She made her request to the Manchester Board of Education last week but she believes the board members made up their minds before she even spoke.

The board rejected her request and told her it took courage, "But this is a school function, it represents the whole school when you come on the court, you represent the whole school and we feel you need to have the school's name and student's name only."

Adams will be playing college basketball at UNC, but she is already getting the attention of some professional teams.

She received a supportive text message Brooklyn Nets.

The New York Liberty tweeted Monday, saying "The Liberty stand with Destiny Adams. We admire her courage to speak and bring awareness to the inequalities and inequities of the Black community."

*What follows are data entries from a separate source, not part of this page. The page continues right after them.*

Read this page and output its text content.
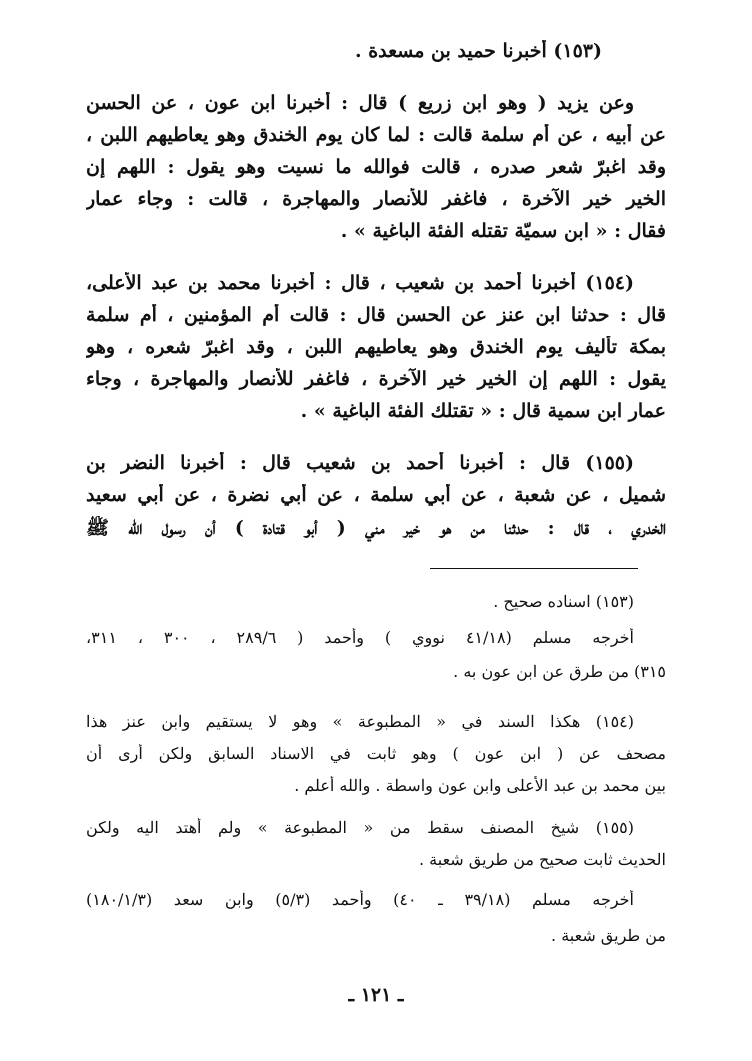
(١٥٣) أخبرنا حميد بن مسعدة .
وعن يزيد ( وهو ابن زريع ) قال : أخبرنا ابن عون ، عن الحسن
عن أبيه ، عن أم سلمة قالت : لما كان يوم الخندق وهو يعاطيهم اللبن ،
وقد اغبرّ شعر صدره ، قالت فوالله ما نسيت وهو يقول : اللهم إن
الخير خير الآخرة ، فاغفر للأنصار والمهاجرة ، قالت : وجاء عمار
فقال : « ابن سميّة تقتله الفئة الباغية » .
(١٥٤) أخبرنا أحمد بن شعيب ، قال : أخبرنا محمد بن عبد الأعلى،
قال : حدثنا ابن عنز عن الحسن قال : قالت أم المؤمنين ، أم سلمة
بمكة تأليف يوم الخندق وهو يعاطيهم اللبن ، وقد اغبرّ شعره ، وهو
يقول : اللهم إن الخير خير الآخرة ، فاغفر للأنصار والمهاجرة ، وجاء
عمار ابن سمية قال : « تقتلك الفئة الباغية » .
(١٥٥) قال : أخبرنا أحمد بن شعيب قال : أخبرنا النضر بن
شميل ، عن شعبة ، عن أبي سلمة ، عن أبي نضرة ، عن أبي سعيد
الخدري ، قال : حدثنا من هو خير مني ( أبو قتادة ) أن رسول الله ﷺ
(١٥٣) اسناده صحيح .
أخرجه مسلم (٤١/١٨ نووي ) وأحمد ( ٢٨٩/٦ ، ٣٠٠ ، ٣١١،
٣١٥) من طرق عن ابن عون به .
(١٥٤) هكذا السند في « المطبوعة » وهو لا يستقيم وابن عنز هذا
مصحف عن ( ابن عون ) وهو ثابت في الاسناد السابق ولكن أرى أن
بين محمد بن عبد الأعلى وابن عون واسطة . والله أعلم .
(١٥٥) شيخ المصنف سقط من « المطبوعة » ولم أهتد اليه ولكن
الحديث ثابت صحيح من طريق شعبة .
أخرجه مسلم (٣٩/١٨ ـ ٤٠) وأحمد (٥/٣) وابن سعد (١٨٠/١/٣)
من طريق شعبة .
ـ ١٢١ ـ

The Manchester Township School District said there has been an ongoing discussion at the building level with Adams, her parents, the coaches and the athletic director.

"Several options were considered and voted on by the team members including Unity, Equality and BLM," Superintendent David Trethaway said. "Most agreed on Unity and/or Equality, but there were a variety of opinions. This was discussed with the parents and the player and there was no agreement to any alternative. The Board position was that the shooting shirt which has the design of Manchester Township Basketball on it should be uniform and represent the entire district. It should be uniform. Therefore there would be nothing added to the uniform except the player's name. Students' individual rights are always respected and clothing with any of these beliefs can be worn by any student when not representing the school district."

Adams said that her activism will continue during her upcoming college career. She is already planning to start a diversity club.